Bangsa akan menjadi kuat karena budayanya tetap dapat dipertahankan dengan baik. Salahsatu hasil budaya dari suatu bangsa adalah bahasa. Karenanya, bahasalah yang dapat mempersatukan suatu bangsa. Peranan bahasa inilah tonggak penopang kekuatan Negara. Bahasa beda akan tentu budayanya tidaklah akan sama. Kecil dimungkinkan akan saling menjaga dan melestarikannya.

Bagi bangsa Indonesia, terdiri dengan wilayah pulau-pulau, berhimpun berbagai suku, dengan bahasa beragam, sadar bahasa adalah jembatan persatuan kesatuan. Karenanya Bahasa Indonesia ditegaskan “satu bahasa, bahasa Indonesia.”

Bahasa disebutkan sebagai cermin bangsa. Rusak bahasa, hancurlah Negara. Jika dikaji secara lebih lebih mendalam, bahasa terlahir dari kepribadian manusia. Bahasa yang baik dan elok hanya akan lahir dari manusia yang bermentalitas baik pula.

Bahasa Indonesia dibangun dari sublimasi bahasa-bahasa yang ada dan berkembang dalam kehidupan sebagai bahasa sehari-hari. Kiranya sungguh tepat di era Orde Baru, pernah dimunculkan bahwa kebudayaan nasional adalah terbentuk dari puncak-puncak kebudayaan daerah. Dengan demikian, ibaratkan sebuah pohon yang besar memiliki akar yang jelas, dengan batang yang kokoh dan kerimbunan daun yang tumbuh di rantingnya, memberi keteduhan dikala panas yang terik.
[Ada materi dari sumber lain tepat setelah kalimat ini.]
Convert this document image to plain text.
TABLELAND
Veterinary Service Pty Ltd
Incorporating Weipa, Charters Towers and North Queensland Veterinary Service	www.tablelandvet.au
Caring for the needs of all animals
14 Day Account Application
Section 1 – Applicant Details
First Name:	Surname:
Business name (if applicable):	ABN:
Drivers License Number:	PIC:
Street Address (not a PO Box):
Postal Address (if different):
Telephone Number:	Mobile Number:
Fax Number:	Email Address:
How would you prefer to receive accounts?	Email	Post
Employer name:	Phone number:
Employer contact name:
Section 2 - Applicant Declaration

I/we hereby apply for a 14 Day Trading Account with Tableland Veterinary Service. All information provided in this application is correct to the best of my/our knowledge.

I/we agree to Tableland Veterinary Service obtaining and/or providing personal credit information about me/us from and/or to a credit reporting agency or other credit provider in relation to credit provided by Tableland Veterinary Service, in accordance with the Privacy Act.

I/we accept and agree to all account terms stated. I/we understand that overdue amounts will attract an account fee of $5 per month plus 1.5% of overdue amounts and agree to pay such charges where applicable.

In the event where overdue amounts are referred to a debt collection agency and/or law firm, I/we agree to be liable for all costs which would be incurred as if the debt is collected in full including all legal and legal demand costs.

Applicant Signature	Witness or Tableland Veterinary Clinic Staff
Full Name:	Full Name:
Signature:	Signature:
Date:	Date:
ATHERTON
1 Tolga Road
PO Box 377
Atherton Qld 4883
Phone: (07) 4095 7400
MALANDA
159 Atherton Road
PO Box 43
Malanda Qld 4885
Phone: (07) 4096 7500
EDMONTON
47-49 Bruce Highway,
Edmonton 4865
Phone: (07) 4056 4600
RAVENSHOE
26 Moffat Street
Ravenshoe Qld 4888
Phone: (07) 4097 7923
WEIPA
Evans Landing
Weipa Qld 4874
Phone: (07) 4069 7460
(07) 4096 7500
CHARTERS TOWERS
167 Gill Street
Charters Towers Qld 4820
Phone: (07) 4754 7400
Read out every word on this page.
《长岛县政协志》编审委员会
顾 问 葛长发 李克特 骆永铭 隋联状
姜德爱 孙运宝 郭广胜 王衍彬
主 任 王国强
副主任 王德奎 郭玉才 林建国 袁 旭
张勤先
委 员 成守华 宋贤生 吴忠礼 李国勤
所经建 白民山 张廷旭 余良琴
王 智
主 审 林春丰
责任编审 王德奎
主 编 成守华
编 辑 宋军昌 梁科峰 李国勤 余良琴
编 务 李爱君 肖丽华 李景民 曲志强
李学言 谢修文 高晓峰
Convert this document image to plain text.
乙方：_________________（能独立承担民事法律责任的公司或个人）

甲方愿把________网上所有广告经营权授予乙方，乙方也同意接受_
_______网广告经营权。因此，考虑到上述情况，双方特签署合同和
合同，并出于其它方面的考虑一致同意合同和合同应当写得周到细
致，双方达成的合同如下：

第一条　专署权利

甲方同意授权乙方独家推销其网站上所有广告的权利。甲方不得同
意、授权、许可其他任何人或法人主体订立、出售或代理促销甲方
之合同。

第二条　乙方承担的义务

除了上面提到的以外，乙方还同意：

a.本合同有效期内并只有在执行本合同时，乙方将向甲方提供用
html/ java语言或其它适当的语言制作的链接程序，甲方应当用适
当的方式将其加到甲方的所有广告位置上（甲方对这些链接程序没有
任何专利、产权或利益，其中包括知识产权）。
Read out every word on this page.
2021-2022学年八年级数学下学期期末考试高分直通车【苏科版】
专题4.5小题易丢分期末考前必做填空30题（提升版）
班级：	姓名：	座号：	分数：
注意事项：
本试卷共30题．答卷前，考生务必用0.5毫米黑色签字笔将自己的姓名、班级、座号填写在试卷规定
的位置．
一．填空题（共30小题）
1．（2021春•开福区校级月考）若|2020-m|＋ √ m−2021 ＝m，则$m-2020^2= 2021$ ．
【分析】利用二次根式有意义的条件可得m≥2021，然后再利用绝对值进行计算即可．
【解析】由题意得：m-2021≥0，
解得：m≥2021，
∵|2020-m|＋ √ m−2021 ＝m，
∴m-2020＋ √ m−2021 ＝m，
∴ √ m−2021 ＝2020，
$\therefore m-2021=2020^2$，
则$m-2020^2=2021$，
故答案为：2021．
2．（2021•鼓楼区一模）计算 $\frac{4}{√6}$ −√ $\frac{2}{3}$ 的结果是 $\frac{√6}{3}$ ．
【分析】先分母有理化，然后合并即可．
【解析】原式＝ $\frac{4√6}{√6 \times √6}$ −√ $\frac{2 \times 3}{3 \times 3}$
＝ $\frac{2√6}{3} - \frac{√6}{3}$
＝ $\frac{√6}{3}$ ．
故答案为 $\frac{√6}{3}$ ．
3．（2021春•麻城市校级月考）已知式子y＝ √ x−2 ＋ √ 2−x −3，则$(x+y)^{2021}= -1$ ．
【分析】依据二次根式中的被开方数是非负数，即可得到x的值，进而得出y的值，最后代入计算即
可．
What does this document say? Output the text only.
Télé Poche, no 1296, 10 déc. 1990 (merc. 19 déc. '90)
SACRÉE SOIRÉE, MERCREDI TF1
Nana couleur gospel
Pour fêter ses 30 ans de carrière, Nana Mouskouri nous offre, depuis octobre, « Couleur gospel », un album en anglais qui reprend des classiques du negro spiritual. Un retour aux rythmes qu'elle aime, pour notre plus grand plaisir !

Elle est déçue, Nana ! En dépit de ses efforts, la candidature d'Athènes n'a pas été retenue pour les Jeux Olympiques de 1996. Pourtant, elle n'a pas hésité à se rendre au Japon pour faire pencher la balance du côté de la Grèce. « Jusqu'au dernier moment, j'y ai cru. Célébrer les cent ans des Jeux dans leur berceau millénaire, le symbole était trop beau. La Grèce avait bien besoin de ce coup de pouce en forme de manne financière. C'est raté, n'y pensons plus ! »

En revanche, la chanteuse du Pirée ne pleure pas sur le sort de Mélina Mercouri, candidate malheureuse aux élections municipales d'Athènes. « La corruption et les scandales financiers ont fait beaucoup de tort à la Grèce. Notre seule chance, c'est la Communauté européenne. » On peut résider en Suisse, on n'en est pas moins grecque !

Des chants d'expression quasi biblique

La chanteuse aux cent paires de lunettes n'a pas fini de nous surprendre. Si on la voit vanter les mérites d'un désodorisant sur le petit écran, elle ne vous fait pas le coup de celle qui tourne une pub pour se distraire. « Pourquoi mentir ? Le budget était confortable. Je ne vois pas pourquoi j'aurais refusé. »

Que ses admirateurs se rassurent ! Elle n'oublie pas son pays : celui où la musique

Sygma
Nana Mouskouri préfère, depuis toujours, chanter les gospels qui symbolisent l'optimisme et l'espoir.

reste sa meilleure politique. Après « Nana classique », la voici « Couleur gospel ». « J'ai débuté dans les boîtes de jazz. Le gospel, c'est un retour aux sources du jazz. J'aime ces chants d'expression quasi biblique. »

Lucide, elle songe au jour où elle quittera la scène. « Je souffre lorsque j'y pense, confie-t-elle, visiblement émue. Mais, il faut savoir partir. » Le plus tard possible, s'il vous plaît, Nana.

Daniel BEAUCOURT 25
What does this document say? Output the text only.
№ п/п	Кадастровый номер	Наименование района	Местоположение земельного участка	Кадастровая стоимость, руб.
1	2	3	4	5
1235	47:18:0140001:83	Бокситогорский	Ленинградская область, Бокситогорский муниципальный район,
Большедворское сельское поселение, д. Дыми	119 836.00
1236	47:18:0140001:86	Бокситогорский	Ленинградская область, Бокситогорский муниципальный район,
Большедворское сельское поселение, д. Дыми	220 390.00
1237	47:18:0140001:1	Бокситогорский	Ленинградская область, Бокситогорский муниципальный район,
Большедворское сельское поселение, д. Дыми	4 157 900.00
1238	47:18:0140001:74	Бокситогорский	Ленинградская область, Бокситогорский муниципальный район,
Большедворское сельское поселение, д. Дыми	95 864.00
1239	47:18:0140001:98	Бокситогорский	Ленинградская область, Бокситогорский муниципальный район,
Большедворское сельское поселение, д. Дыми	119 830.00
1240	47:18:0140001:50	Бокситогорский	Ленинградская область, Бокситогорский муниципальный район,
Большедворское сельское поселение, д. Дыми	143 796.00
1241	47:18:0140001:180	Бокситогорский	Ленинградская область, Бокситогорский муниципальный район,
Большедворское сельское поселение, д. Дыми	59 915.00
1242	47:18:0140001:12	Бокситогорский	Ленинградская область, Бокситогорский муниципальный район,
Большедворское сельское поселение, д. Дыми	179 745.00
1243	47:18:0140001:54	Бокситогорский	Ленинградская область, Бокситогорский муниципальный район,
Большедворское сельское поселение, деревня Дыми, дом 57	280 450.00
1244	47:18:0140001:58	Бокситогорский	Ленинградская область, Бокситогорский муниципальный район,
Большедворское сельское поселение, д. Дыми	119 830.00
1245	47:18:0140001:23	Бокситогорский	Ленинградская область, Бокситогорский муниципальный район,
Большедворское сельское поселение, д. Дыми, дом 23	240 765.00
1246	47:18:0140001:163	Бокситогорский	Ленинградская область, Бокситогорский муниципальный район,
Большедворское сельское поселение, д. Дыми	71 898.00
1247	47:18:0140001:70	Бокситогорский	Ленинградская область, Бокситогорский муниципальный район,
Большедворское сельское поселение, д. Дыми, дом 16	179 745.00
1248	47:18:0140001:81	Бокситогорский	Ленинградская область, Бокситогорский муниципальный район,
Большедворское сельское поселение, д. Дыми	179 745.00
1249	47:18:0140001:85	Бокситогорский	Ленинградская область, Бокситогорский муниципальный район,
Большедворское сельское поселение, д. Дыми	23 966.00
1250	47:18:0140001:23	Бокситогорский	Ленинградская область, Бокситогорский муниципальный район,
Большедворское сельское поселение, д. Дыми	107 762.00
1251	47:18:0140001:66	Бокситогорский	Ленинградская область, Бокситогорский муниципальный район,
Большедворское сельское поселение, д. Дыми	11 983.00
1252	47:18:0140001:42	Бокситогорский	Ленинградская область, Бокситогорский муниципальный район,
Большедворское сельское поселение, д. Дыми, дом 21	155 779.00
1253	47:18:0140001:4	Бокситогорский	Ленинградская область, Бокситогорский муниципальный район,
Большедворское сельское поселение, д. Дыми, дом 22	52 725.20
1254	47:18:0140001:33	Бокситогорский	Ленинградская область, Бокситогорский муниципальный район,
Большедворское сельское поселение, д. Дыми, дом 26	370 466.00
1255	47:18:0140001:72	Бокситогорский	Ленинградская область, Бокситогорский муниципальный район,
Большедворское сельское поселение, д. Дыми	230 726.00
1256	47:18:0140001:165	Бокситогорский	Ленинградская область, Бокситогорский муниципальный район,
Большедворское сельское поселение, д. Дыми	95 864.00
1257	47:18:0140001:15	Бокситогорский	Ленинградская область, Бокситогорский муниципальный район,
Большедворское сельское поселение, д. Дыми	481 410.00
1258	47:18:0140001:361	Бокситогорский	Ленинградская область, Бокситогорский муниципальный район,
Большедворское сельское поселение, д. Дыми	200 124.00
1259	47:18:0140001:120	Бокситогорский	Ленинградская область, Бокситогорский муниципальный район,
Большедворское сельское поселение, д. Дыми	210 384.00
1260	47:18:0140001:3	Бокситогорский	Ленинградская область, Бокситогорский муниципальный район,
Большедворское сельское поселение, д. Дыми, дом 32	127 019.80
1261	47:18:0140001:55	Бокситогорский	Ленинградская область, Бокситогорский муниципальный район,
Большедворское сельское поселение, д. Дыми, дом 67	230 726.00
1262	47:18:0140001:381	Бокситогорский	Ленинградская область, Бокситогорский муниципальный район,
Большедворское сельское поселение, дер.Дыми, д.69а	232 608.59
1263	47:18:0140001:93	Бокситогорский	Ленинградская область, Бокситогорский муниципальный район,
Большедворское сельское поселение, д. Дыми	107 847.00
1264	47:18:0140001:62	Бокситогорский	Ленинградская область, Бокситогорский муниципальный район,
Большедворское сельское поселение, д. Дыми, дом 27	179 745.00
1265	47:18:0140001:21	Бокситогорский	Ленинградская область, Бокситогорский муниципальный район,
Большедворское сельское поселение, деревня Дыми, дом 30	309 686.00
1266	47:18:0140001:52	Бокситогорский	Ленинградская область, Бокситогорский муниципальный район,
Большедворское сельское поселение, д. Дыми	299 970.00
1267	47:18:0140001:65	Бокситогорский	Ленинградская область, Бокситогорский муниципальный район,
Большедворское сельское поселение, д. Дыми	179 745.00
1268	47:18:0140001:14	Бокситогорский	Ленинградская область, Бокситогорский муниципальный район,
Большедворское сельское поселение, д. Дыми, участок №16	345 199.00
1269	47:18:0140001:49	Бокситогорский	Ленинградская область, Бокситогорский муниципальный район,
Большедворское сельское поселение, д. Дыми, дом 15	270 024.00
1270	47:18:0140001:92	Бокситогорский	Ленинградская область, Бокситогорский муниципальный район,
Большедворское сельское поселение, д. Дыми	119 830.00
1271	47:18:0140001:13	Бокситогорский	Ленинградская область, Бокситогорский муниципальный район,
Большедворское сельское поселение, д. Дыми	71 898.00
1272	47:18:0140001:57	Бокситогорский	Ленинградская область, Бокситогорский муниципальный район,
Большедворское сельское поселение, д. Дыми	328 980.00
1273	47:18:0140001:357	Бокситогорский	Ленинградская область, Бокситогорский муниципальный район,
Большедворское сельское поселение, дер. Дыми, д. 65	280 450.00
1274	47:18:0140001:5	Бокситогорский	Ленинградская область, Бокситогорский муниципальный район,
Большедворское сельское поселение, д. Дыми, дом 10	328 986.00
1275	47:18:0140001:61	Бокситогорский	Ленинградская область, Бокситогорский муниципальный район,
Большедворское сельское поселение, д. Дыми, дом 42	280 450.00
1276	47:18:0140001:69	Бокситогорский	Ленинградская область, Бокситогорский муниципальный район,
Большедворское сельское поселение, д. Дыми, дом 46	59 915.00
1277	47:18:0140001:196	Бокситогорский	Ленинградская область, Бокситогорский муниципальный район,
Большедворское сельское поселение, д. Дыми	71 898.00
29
Bahasa Indonesia yang terbangun dan menjadi bahasa resmi itu, akar utamanya ditopang oleh bahasa Melayu. Tidak salah kemudian, pada awal tahun 2004, Dewan Bahasa dan Pustaka (Malaysia) dan Majelis Bahasa Brunei Darussalam - Indonesia - Malaysia (MARBIM) berencana menjadikan bahasa Melayu sebagai bahasa resmi dalam organisasi ASEAN, dengan memandang lebih separuh jumlah penduduk ASEAN mampu bertutur dalam bahasa Melayu. Rencana ini belum pernah terealisasikan, tetapi ASEAN sekarang selalu membuat dokumen asli dalam bahasa Inggris dan diterjemahkan ke dalam bahasa resmi masing-masing negara anggotanya.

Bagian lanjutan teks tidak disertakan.